If you have questions or need some help getting started, contact the Tobacco Prevention Program: (650) 573-3777.
Resources for Tenants
- American Lung Association – Bay Area smoke-free housing
- GASP Colorado – tenants resolving drifting smoke issues
Resources for Landlords
Property owners and managers are increasingly adopting smoke-free policies in their properties. In addition to improving the health of current and future tenants, there are a variety of financial and public safety reasons to adopt smoke-free policies. Recent surveys show that 82% of all renters would prefer to live in a smoke-free building (Center for Tobacco Policy and Organizing, 2008). Increasingly, renters are coming to appreciate smoke-free living and consider it a valuable amenity for their families.

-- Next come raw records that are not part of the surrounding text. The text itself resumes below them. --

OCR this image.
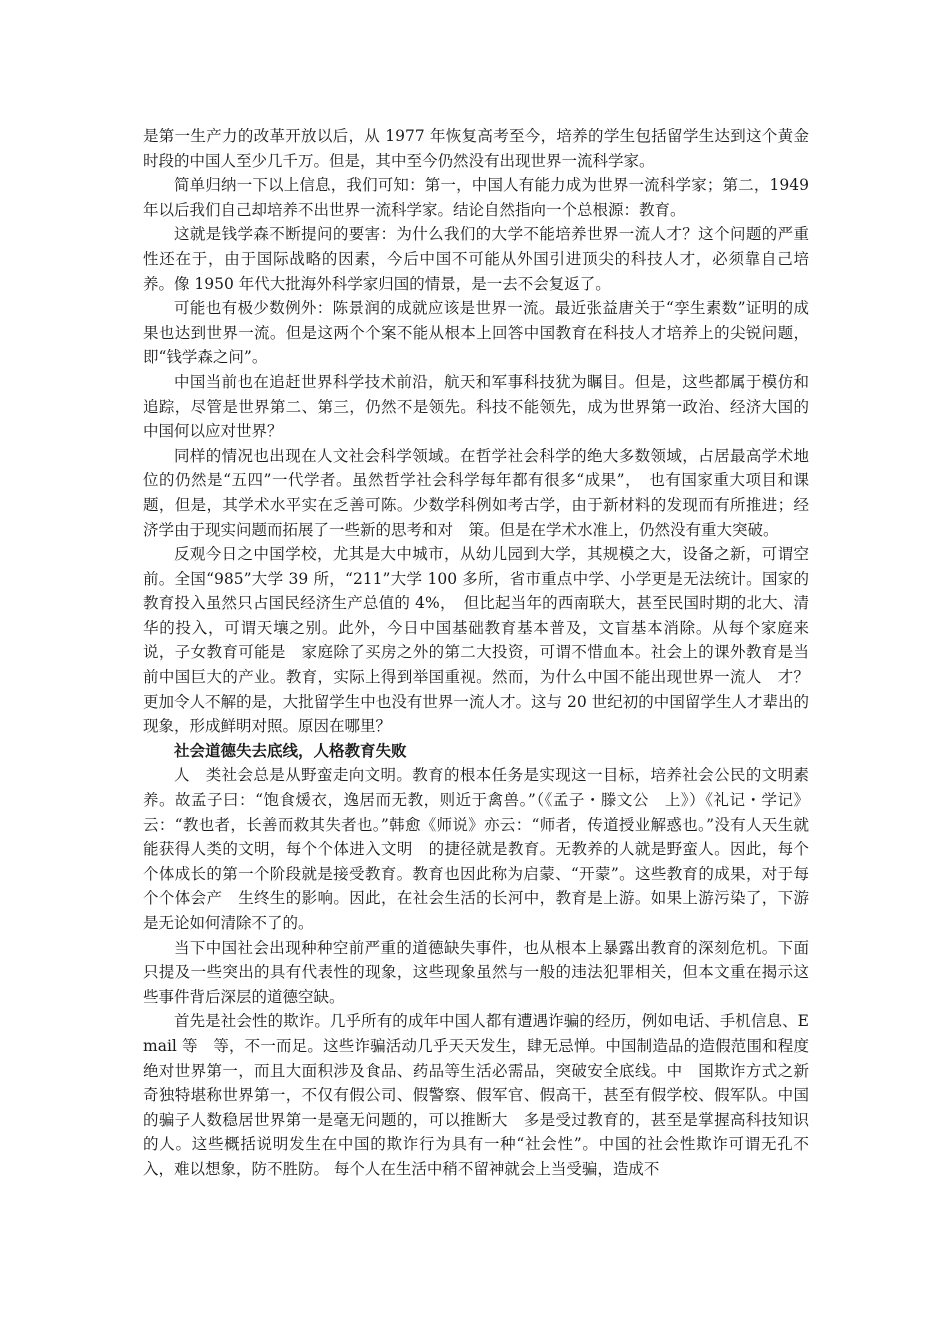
是第一生产力的改革开放以后，从 1977 年恢复高考至今，培养的学生包括留学生达到这个黄金时段的中国人至少几千万。但是，其中至今仍然没有出现世界一流科学家。

简单归纳一下以上信息，我们可知：第一，中国人有能力成为世界一流科学家；第二，1949 年以后我们自己却培养不出世界一流科学家。结论自然指向一个总根源：教育。

这就是钱学森不断提问的要害：为什么我们的大学不能培养世界一流人才？这个问题的严重性还在于，由于国际战略的因素，今后中国不可能从外国引进顶尖的科技人才，必须靠自己培养。像 1950 年代大批海外科学家归国的情景，是一去不会复返了。

可能也有极少数例外：陈景润的成就应该是世界一流。最近张益唐关于“孪生素数”证明的成果也达到世界一流。但是这两个个案不能从根本上回答中国教育在科技人才培养上的尖锐问题，即“钱学森之问”。

中国当前也在追赶世界科学技术前沿，航天和军事科技犹为瞩目。但是，这些都属于模仿和追踪，尽管是世界第二、第三，仍然不是领先。科技不能领先，成为世界第一政治、经济大国的中国何以应对世界？

同样的情况也出现在人文社会科学领域。在哲学社会科学的绝大多数领域，占居最高学术地位的仍然是“五四”一代学者。虽然哲学社会科学每年都有很多“成果”，　也有国家重大项目和课题，但是，其学术水平实在乏善可陈。少数学科例如考古学，由于新材料的发现而有所推进；经济学由于现实问题而拓展了一些新的思考和对　策。但是在学术水准上，仍然没有重大突破。

反观今日之中国学校，尤其是大中城市，从幼儿园到大学，其规模之大，设备之新，可谓空前。全国“985”大学 39 所，“211”大学 100 多所，省市重点中学、小学更是无法统计。国家的教育投入虽然只占国民经济生产总值的 4%，　但比起当年的西南联大，甚至民国时期的北大、清华的投入，可谓天壤之别。此外，今日中国基础教育基本普及，文盲基本消除。从每个家庭来说，子女教育可能是　家庭除了买房之外的第二大投资，可谓不惜血本。社会上的课外教育是当前中国巨大的产业。教育，实际上得到举国重视。然而，为什么中国不能出现世界一流人　才？更加令人不解的是，大批留学生中也没有世界一流人才。这与 20 世纪初的中国留学生人才辈出的现象，形成鲜明对照。原因在哪里？

社会道德失去底线，人格教育失败

人　类社会总是从野蛮走向文明。教育的根本任务是实现这一目标，培养社会公民的文明素养。故孟子曰：“饱食煖衣，逸居而无教，则近于禽兽。”（《孟子・滕文公　上》）《礼记・学记》云：“教也者，长善而救其失者也。”韩愈《师说》亦云：“师者，传道授业解惑也。”没有人天生就能获得人类的文明，每个个体进入文明　的捷径就是教育。无教养的人就是野蛮人。因此，每个个体成长的第一个阶段就是接受教育。教育也因此称为启蒙、“开蒙”。这些教育的成果，对于每个个体会产　生终生的影响。因此，在社会生活的长河中，教育是上游。如果上游污染了，下游是无论如何清除不了的。

当下中国社会出现种种空前严重的道德缺失事件，也从根本上暴露出教育的深刻危机。下面只提及一些突出的具有代表性的现象，这些现象虽然与一般的违法犯罪相关，但本文重在揭示这些事件背后深层的道德空缺。

首先是社会性的欺诈。几乎所有的成年中国人都有遭遇诈骗的经历，例如电话、手机信息、Email 等　等，不一而足。这些诈骗活动几乎天天发生，肆无忌惮。中国制造品的造假范围和程度绝对世界第一，而且大面积涉及食品、药品等生活必需品，突破安全底线。中　国欺诈方式之新奇独特堪称世界第一，不仅有假公司、假警察、假军官、假高干，甚至有假学校、假军队。中国的骗子人数稳居世界第一是毫无问题的，可以推断大　多是受过教育的，甚至是掌握高科技知识的人。这些概括说明发生在中国的欺诈行为具有一种“社会性”。中国的社会性欺诈可谓无孔不入，难以想象，防不胜防。 每个人在生活中稍不留神就会上当受骗，造成不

Because going smoke-free is completely legal and well within the rights of the property owner, everyday an increasing number of properties are transitioning to a healthier, safer, and more economically viable smoke-free status. Civil code section 1947.5 (sometimes known by its bill number, SB 332) allows landlords to make their properties 100 percent smoke-free. For more information on landlords’ rights to make properties smoke-free, click here. There are several key reasons why landlords may wish to adopt smoke-free policies:
- Better health for tenants
- High market demand for non-smoking units
- Reduced rehabilitation costs for vacated units
- Decreased tobacco litter on the premises
- Potentially lower fire insurance costs due to lessened fire risk
- Steeply reduced chance of building fires
- Reduced complaints when all tenants know the smoking policy
- Decreased liability related to fire and health impacts
In recent years, a rapidly expanding number of communities in California have explored and adopted smoke-free housing ordinances. From the earliest adopters (City of Belmont in San Mateo County and City of Calabasas in Los Angeles County), a growing movement toward smoke-free housing protections has been seen. In recent years in San Mateo County, Daly City, Brisbane, Burlingame, Foster City, San Bruno, San Mateo, South San Francisco, and Unincorporated San Mateo County have adopted protections for multi-unit housing residents by requiring smoke-free common areas and individual units in multi-unit housing. Given the high market demand for smoke-free housing and the increasing focus on secondhand smoke as a major contributor to chronic health conditions such as asthma, lung disease, and heart disease, it is likely that the list of local smoke-free housing policies will continue to grow.